Buckley has previously said he favors medical marijuana in Texas, but not recreational use.
Buckley’s opponent in the upcoming November election for the State House District 54 seat, Jonathan Hildner, D-Killeen, was also at the event.
Also in attendance was Julie Oliver, a former congressional candidate from Austin known for her efforts to decriminalize marijuana in both Austin and Killeen; and Bell County Commissioner Place 4 candidate Chris Bray.
“Are you in favor of full legalization? Oliver asked Buckley when he was on stage.
“No, I don’t,” Buckley said.
There were grumblings among the public after Buckley said he was not in favor of full legalization and said his reasoning was because it can affect the brain development of young children.
There was back and forth between Buckley and a few onlookers, but he remained in a positive mood.

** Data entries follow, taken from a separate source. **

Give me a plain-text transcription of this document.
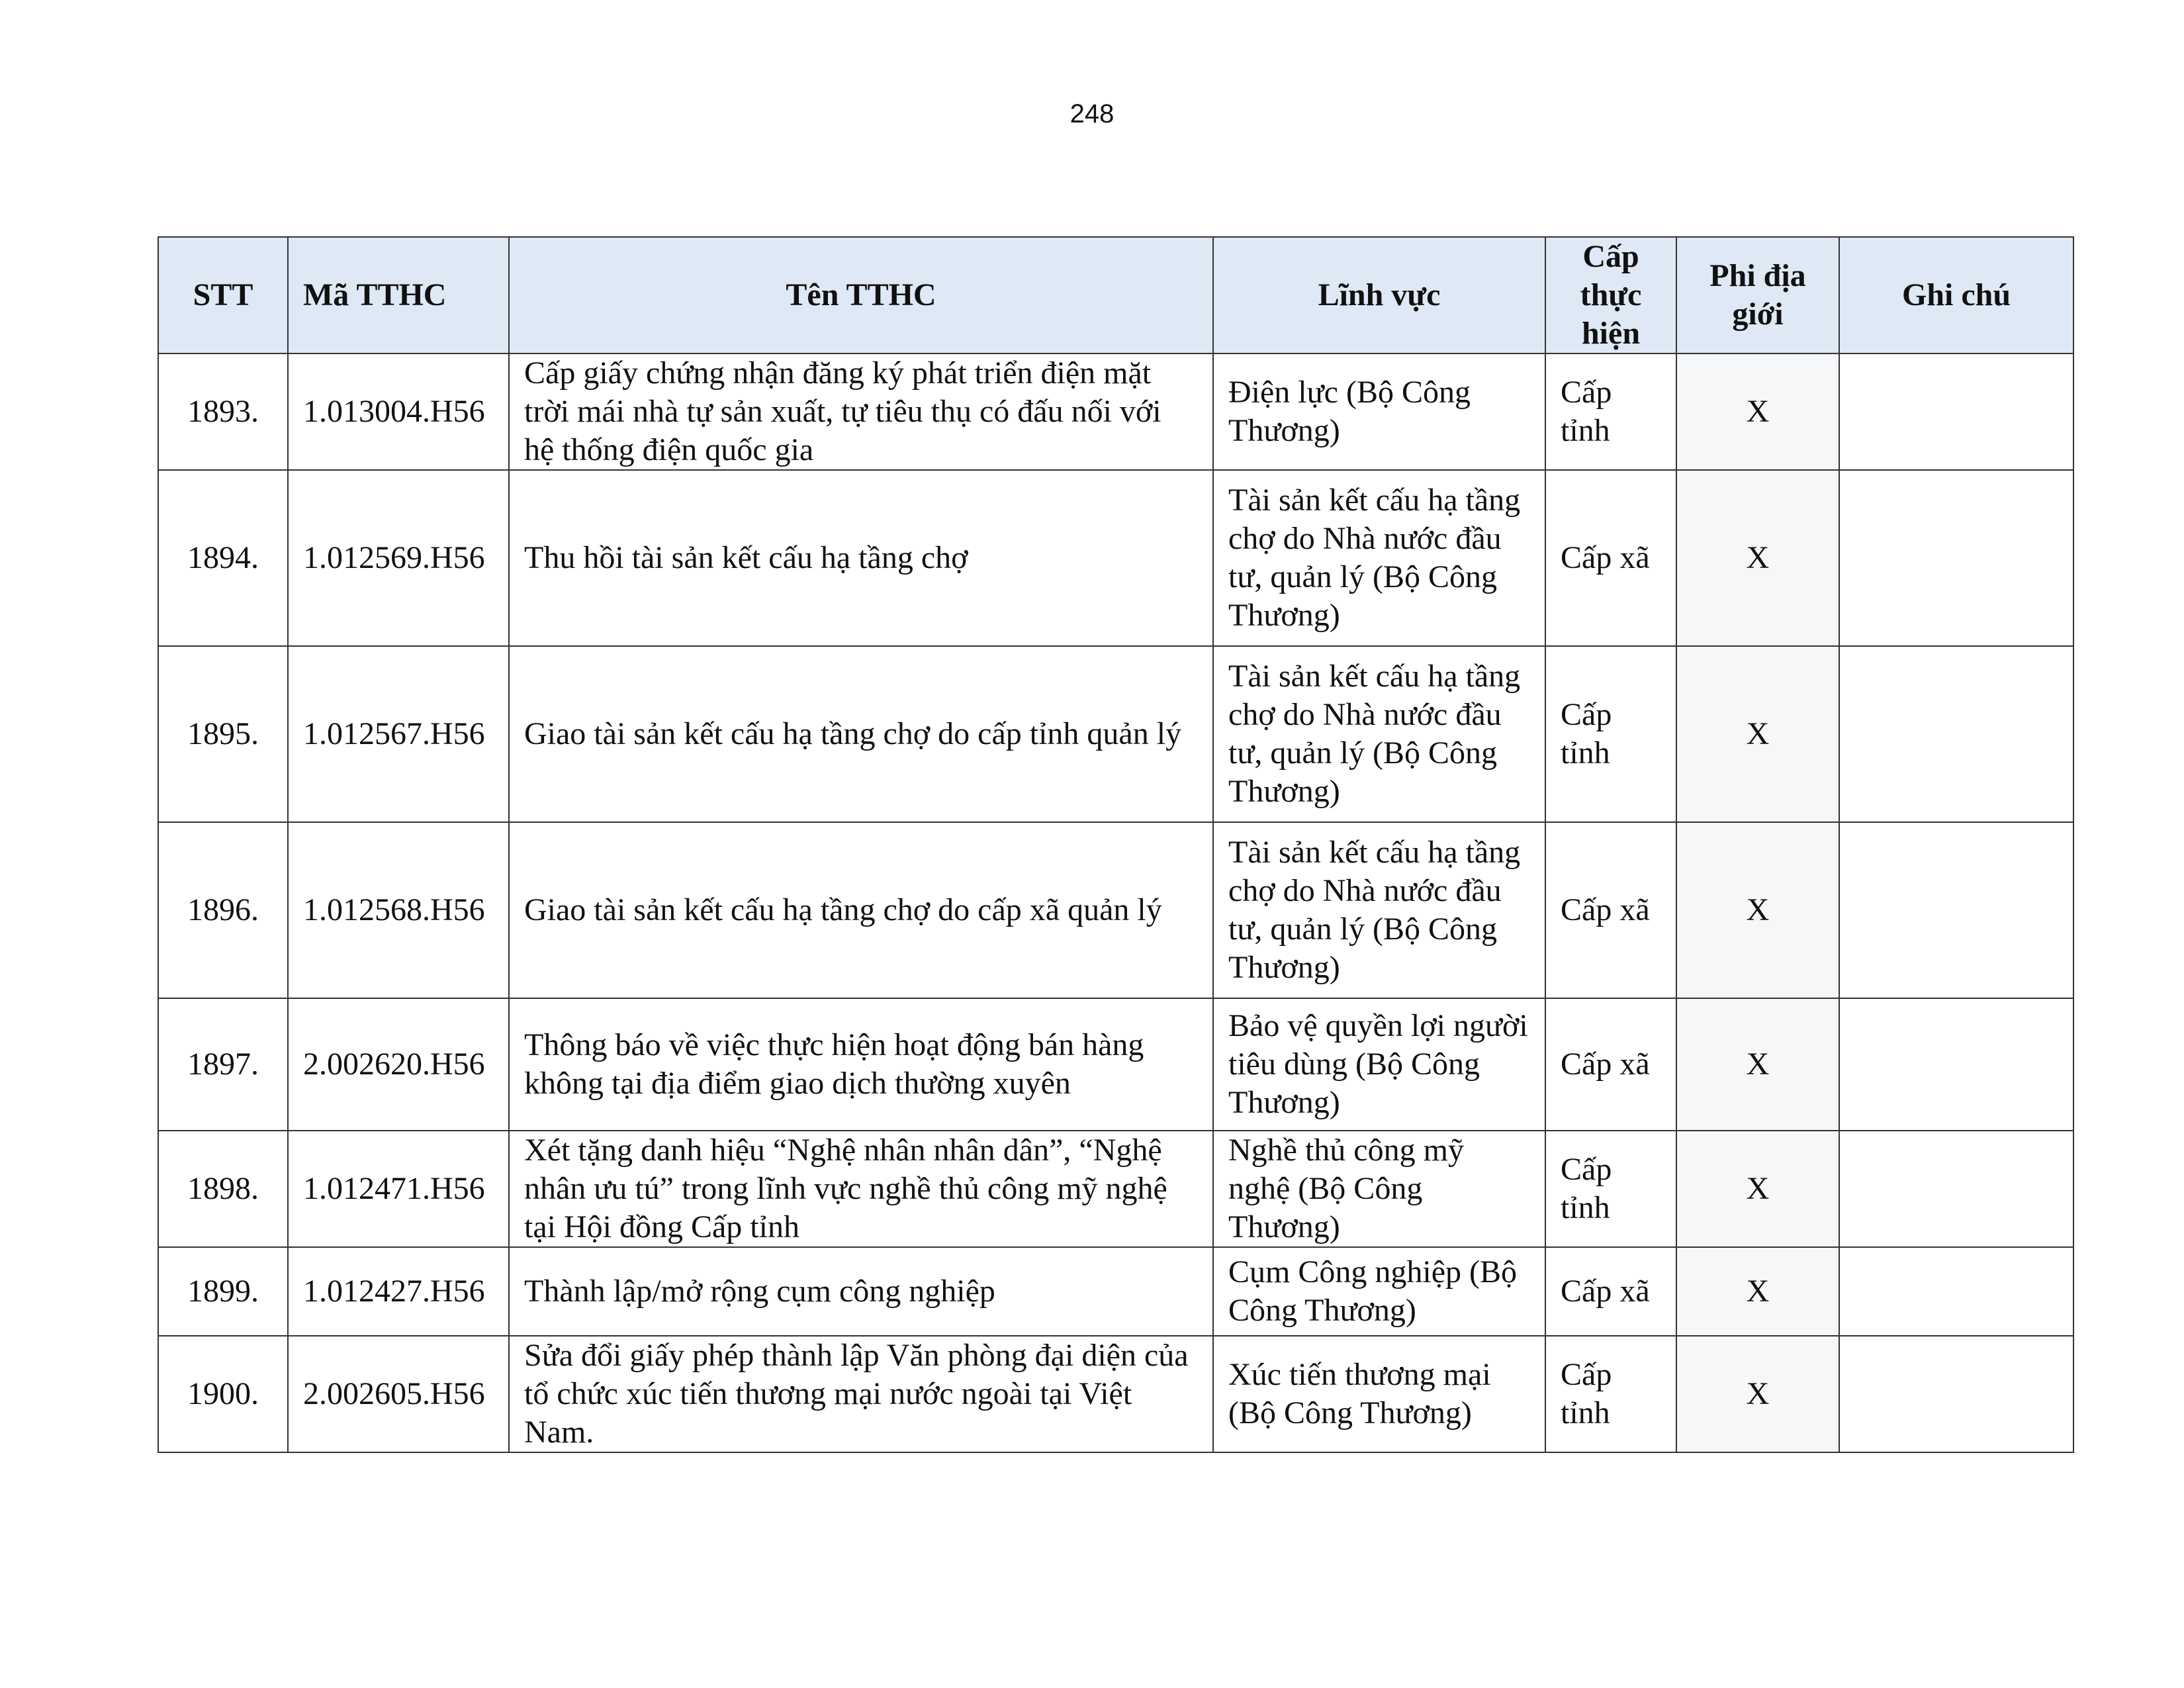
248
STT	Mã TTHC	Tên TTHC	Lĩnh vực	Cấp thực hiện	Phi địa giới	Ghi chú
1893.	1.013004.H56	Cấp giấy chứng nhận đăng ký phát triển điện mặt trời mái nhà tự sản xuất, tự tiêu thụ có đấu nối với hệ thống điện quốc gia	Điện lực (Bộ Công Thương)	Cấp tỉnh	X	
1894.	1.012569.H56	Thu hồi tài sản kết cấu hạ tầng chợ	Tài sản kết cấu hạ tầng chợ do Nhà nước đầu tư, quản lý (Bộ Công Thương)	Cấp xã	X	
1895.	1.012567.H56	Giao tài sản kết cấu hạ tầng chợ do cấp tỉnh quản lý	Tài sản kết cấu hạ tầng chợ do Nhà nước đầu tư, quản lý (Bộ Công Thương)	Cấp tỉnh	X	
1896.	1.012568.H56	Giao tài sản kết cấu hạ tầng chợ do cấp xã quản lý	Tài sản kết cấu hạ tầng chợ do Nhà nước đầu tư, quản lý (Bộ Công Thương)	Cấp xã	X	
1897.	2.002620.H56	Thông báo về việc thực hiện hoạt động bán hàng không tại địa điểm giao dịch thường xuyên	Bảo vệ quyền lợi người tiêu dùng (Bộ Công Thương)	Cấp xã	X	
1898.	1.012471.H56	Xét tặng danh hiệu “Nghệ nhân nhân dân”, “Nghệ nhân ưu tú” trong lĩnh vực nghề thủ công mỹ nghệ tại Hội đồng Cấp tỉnh	Nghề thủ công mỹ nghệ (Bộ Công Thương)	Cấp tỉnh	X	
1899.	1.012427.H56	Thành lập/mở rộng cụm công nghiệp	Cụm Công nghiệp (Bộ Công Thương)	Cấp xã	X	
1900.	2.002605.H56	Sửa đổi giấy phép thành lập Văn phòng đại diện của tổ chức xúc tiến thương mại nước ngoài tại Việt Nam.	Xúc tiến thương mại (Bộ Công Thương)	Cấp tỉnh	X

“I appreciate that back and forth, that’s how we learn,” Buckley said.
Hildner, Buckley’s opponent in the Nov. 8 general election, has previously said he favors recreational marijuana use in Texas.
“I think we can easily show our veterans that this is proven and working, and then hopefully, for the rest of our citizens across the district,” Hildner told the Herald in January. “…not only will it stimulate our economy because then you can tax the sale of it, but it will, again, create spaces and reform our criminal justice system which has convicted so many.”